Licorice is used to treat upper respiratory tract infections, ulcers, appendicitis and constipation. American Indians use licorice to treat inflammatory eye diseases. Fraunfelder found cases of transient vision loss after licorice ingestion, similar to what one might see with an ocular migraine without headache. The side effects appear to be associated with large doses.
Canthaxanthine, a carotenoid used in cosmetics, as a food coloring and to produce an artificial suntan when taken orally, causes deposits of the drug in the retina. The deposits appear to be absorbed over time, but take years to disappear. Visual changes from this nutritional supplement are related to retinal abnormalities detected with visual field testing and electroretinography (a test of retinal function).
Jimson Weed is the most common member of the genus Datura. The dried leaves of this flower are used to treat eye inflammation as well as asthma, bronchitis, influenza and coughs. Fraunfelder found several instances of mydriasis, a prolonged dilation of the pupil.
Niacin can cause some of the most severe ocular reactions of all the products reviewed. Its cholesterol-lowering effects have proved successful in treating cardiovascular and cerebrovascular disease. It also is used for treatment of schizophrenia, diabetes, arthritis, hypertension, sexual dysfunction and migraine headaches. A comprehensive review of ocular side effects from niacin indicates a possible association with decreased vision, cystoid macular edema (CME), dry eyes, discoloration of the eyelids, eyelid edema and loss of eyebrows and eyelashes, among others. The ocular side effects appear to be dose related, but some instances would require discontinuation of niacin therapy.

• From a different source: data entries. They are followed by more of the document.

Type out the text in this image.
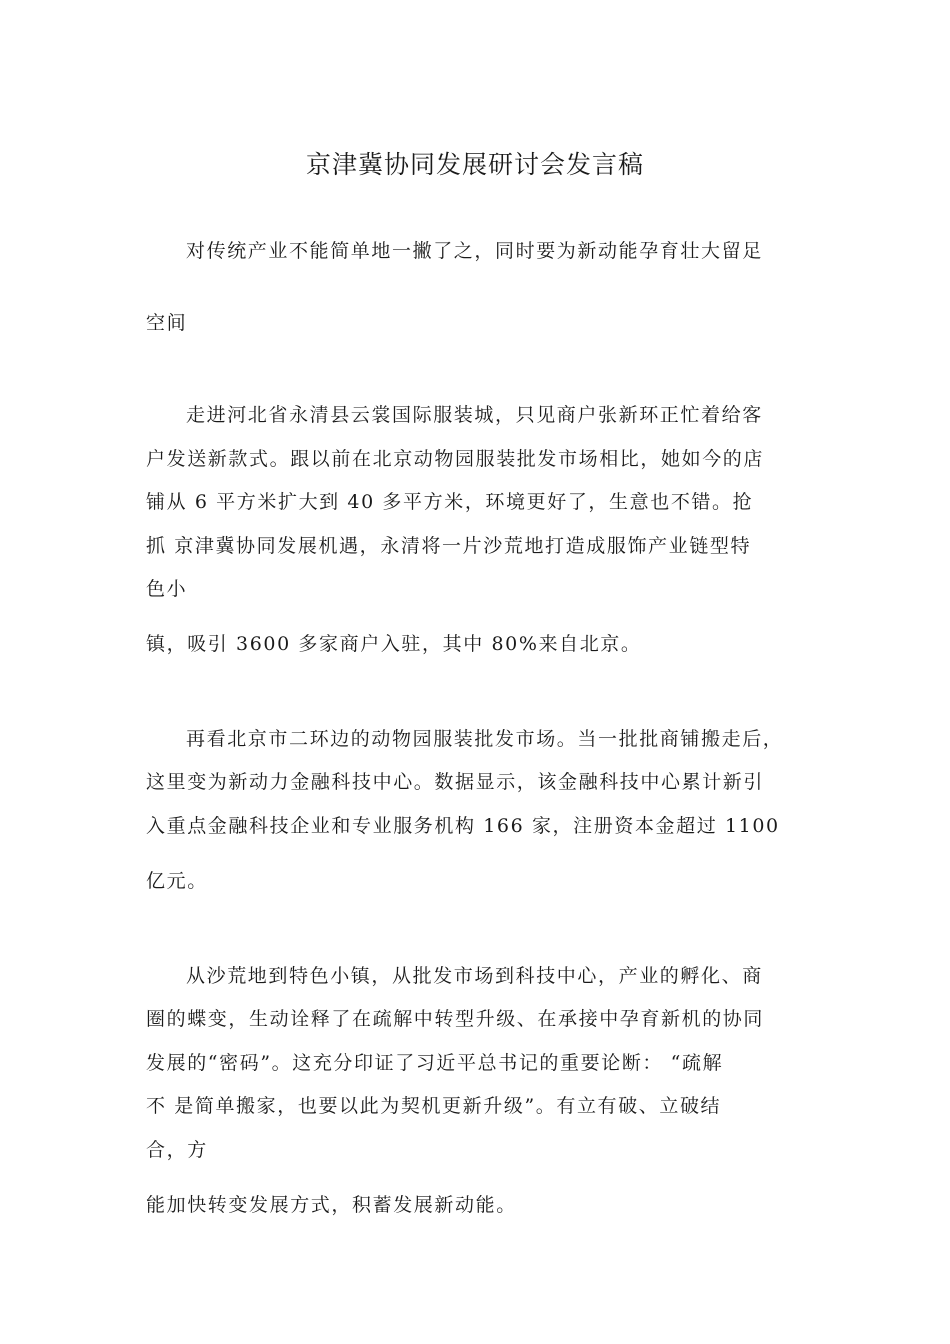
京津冀协同发展研讨会发言稿
对传统产业不能简单地一撇了之，同时要为新动能孕育壮大留足
空间
走进河北省永清县云裳国际服装城，只见商户张新环正忙着给客
户发送新款式。跟以前在北京动物园服装批发市场相比，她如今的店
铺从 6 平方米扩大到 40 多平方米，环境更好了，生意也不错。抢
抓 京津冀协同发展机遇，永清将一片沙荒地打造成服饰产业链型特
色小
镇，吸引 3600 多家商户入驻，其中 80%来自北京。
再看北京市二环边的动物园服装批发市场。当一批批商铺搬走后，
这里变为新动力金融科技中心。数据显示，该金融科技中心累计新引
入重点金融科技企业和专业服务机构 166 家，注册资本金超过 1100
亿元。
从沙荒地到特色小镇，从批发市场到科技中心，产业的孵化、商
圈的蝶变，生动诠释了在疏解中转型升级、在承接中孕育新机的协同
发展的“密码”。这充分印证了习近平总书记的重要论断： “疏解
不 是简单搬家，也要以此为契机更新升级”。有立有破、立破结
合，方
能加快转变发展方式，积蓄发展新动能。
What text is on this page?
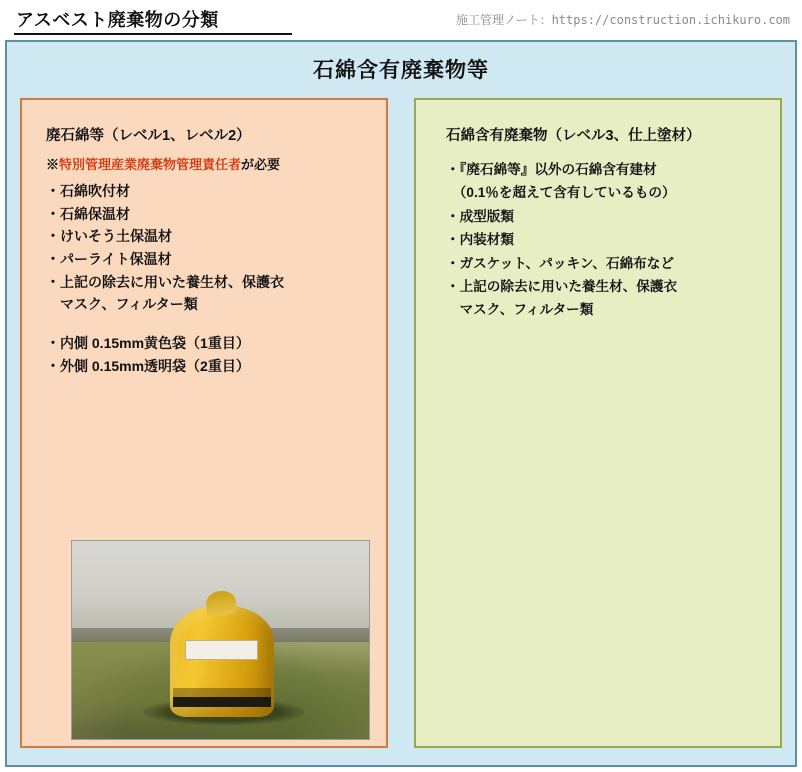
アスベスト廃棄物の分類	施工管理ノート：https://construction.ichikuro.com
石綿含有廃棄物等
廃石綿等（レベル1、レベル2）
※特別管理産業廃棄物管理責任者が必要
・石綿吹付材
・石綿保温材
・けいそう土保温材
・パーライト保温材
・上記の除去に用いた養生材、保護衣
　マスク、フィルター類
・内側 0.15mm黄色袋（1重目）
・外側 0.15mm透明袋（2重目）
石綿含有廃棄物（レベル3、仕上塗材）
・『廃石綿等』以外の石綿含有建材
　（0.1％を超えて含有しているもの）
・成型版類
・内装材類
・ガスケット、パッキン、石綿布など
・上記の除去に用いた養生材、保護衣
　マスク、フィルター類
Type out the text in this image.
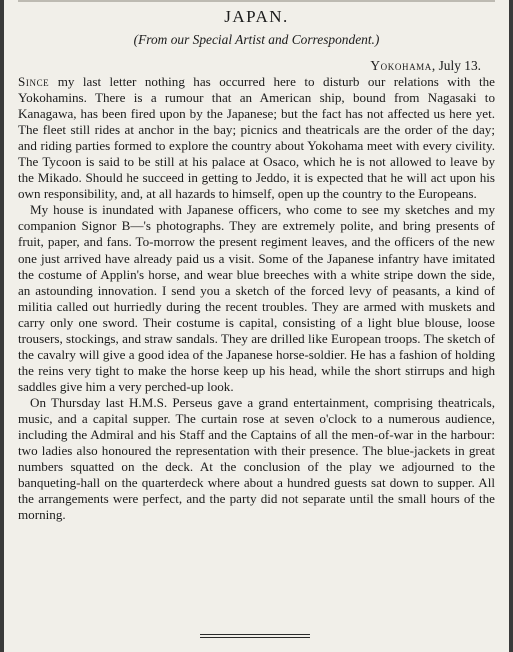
JAPAN.

(From our Special Artist and Correspondent.)

Yokohama, July 13.

Since my last letter nothing has occurred here to disturb our relations with the Yokohamins. There is a rumour that an American ship, bound from Nagasaki to Kanagawa, has been fired upon by the Japanese; but the fact has not affected us here yet. The fleet still rides at anchor in the bay; picnics and theatricals are the order of the day; and riding parties formed to explore the country about Yokohama meet with every civility. The Tycoon is said to be still at his palace at Osaco, which he is not allowed to leave by the Mikado. Should he succeed in getting to Jeddo, it is expected that he will act upon his own responsibility, and, at all hazards to himself, open up the country to the Europeans.

My house is inundated with Japanese officers, who come to see my sketches and my companion Signor B—'s photographs. They are extremely polite, and bring presents of fruit, paper, and fans. To-morrow the present regiment leaves, and the officers of the new one just arrived have already paid us a visit. Some of the Japanese infantry have imitated the costume of Applin's horse, and wear blue breeches with a white stripe down the side, an astounding innovation. I send you a sketch of the forced levy of peasants, a kind of militia called out hurriedly during the recent troubles. They are armed with muskets and carry only one sword. Their costume is capital, consisting of a light blue blouse, loose trousers, stockings, and straw sandals. They are drilled like European troops. The sketch of the cavalry will give a good idea of the Japanese horse-soldier. He has a fashion of holding the reins very tight to make the horse keep up his head, while the short stirrups and high saddles give him a very perched-up look.

On Thursday last H.M.S. Perseus gave a grand entertainment, comprising theatricals, music, and a capital supper. The curtain rose at seven o'clock to a numerous audience, including the Admiral and his Staff and the Captains of all the men-of-war in the harbour: two ladies also honoured the representation with their presence. The blue-jackets in great numbers squatted on the deck. At the conclusion of the play we adjourned to the banqueting-hall on the quarterdeck where about a hundred guests sat down to supper. All the arrangements were perfect, and the party did not separate until the small hours of the morning.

Vitamin A is used primarily as an oral dietary supplement for vitamin A deficiency and for treatment of acne. Fraunfelder found reports linking high doses of vitamin A to cases of intracranial hypertension. In the majority of cases this condition resolves when vitamin A is discontinued.
Many herbal medicines interact with prescription medicines, and if the treating physician doesn't know what a patient is taking, it can be detrimental. For example, a patient taking ginkgo biloba plus aspirin or a nonsteroidal anti-inflammatory medication such as ibuprofen, may thin the blood too much, leading to ocular hemorrhage or even intracranial hemorrhage.
"Herbal medicines and nutritional supplements are being used without strong evidence of efficacy or safety. Ocular side effects from these products are often undiagnosed and unreported," said Fraunfelder. "Physicians must remain vigilant in recognizing adverse ocular side effects and inquiring whether a patient is using alternative therapies."
This study was supported in part by a grant from Research to Prevent Blindness.